The green cultivars are bred more or less true from seed. Several similar cultivars produced from seedlings are now available; some of these include other plum cultivars in their parentage. Widely grown cultivars include:

- Canerik (Turkey)
- Boddarts Reneclode (Germany)
- Bryanston (UK)
- Cambridge Gage (UK)
- Denniston's Superb (US)
- Yaşıl Alça or Göy Alça (Azerbaijan)
- Golden Transparent (UK)
- Graf Althanns Reneklode (Germany)
- Green Vanilla (Mount Pelion, Greece)
- Große Grüne Reneklode (Germany) / Reine Claude Verte (France)
- Laxton's Gage (UK)
- Laxton's Supreme (UK)
- Meroldts Reneclode (Germany)

- Rainha Cláudia (Portugal)
- Regina Claudia (Italy)
- Reine Claude de Bavay (France)
- Reine Claude d'Oullins (France)
- Uhinks Reneklode (Germany)
- Washington (US)

==Uses==
They are considered to be among the finest dessert plums. Anna Pavord calls them the "most ambrosial of all tree fruit", and David Karp described them as "the best fruit in the world". A greengage jam can be spread on toast, used in jam tarts or eaten with scones.

==In culture==
Greengages were cultivated in the American colonies, being grown on the plantations of American presidents George Washington (1732–1799) and Thomas Jefferson (1743–1826).

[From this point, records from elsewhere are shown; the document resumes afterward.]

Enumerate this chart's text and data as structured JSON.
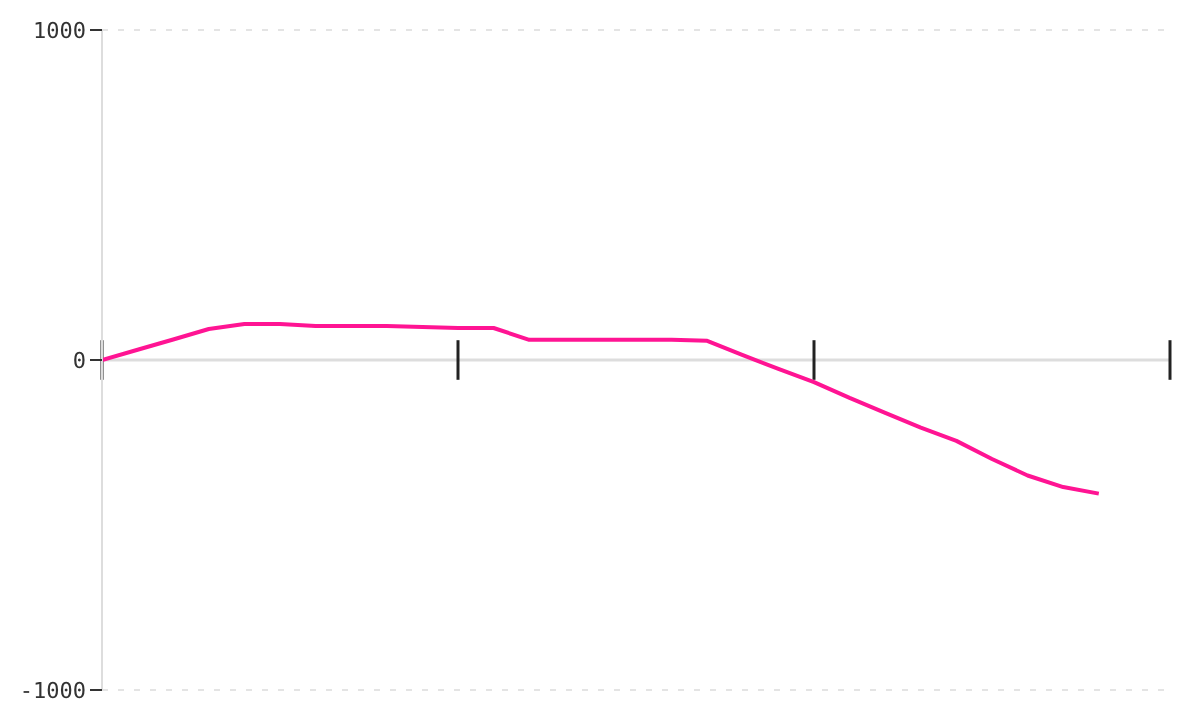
{
  "chart_data": {
    "type": "line",
    "categories": [
      null,
      null,
      null,
      null,
      null,
      null,
      null,
      null,
      null,
      null,
      null,
      null,
      null,
      null,
      null,
      null,
      null,
      null,
      null,
      null,
      null,
      null,
      null,
      null,
      null,
      null,
      null,
      null,
      null,
      null,
      null
    ],
    "series": [
      {
        "color": "#ff1493",
        "values": [
          0,
          31,
          62,
          94,
          109,
          109,
          103,
          103,
          103,
          100,
          97,
          97,
          61,
          61,
          61,
          61,
          61,
          58,
          15,
          -27,
          -67,
          -115,
          -160,
          -205,
          -245,
          -300,
          -350,
          -385,
          -405,
          null,
          null
        ]
      }
    ],
    "ylim": [
      -1000,
      1000
    ],
    "yticks": [
      -1000,
      0,
      1000
    ],
    "grid": "y",
    "marker": "none",
    "line_style": "solid"
  }
}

The fruit is referenced in the British novel The Greengage Summer (1958) by Rumer Godden, which was adapted into a film in 1961.

Greengages are mentioned in a Monty Python's Flying Circus sketch as a form of dangerous fruit (as in a food fight).

More recently, the tree features in the novel The Enlightenment of the Greengage Tree (2017) by Iranian-Australian author Shokoofeh Azar.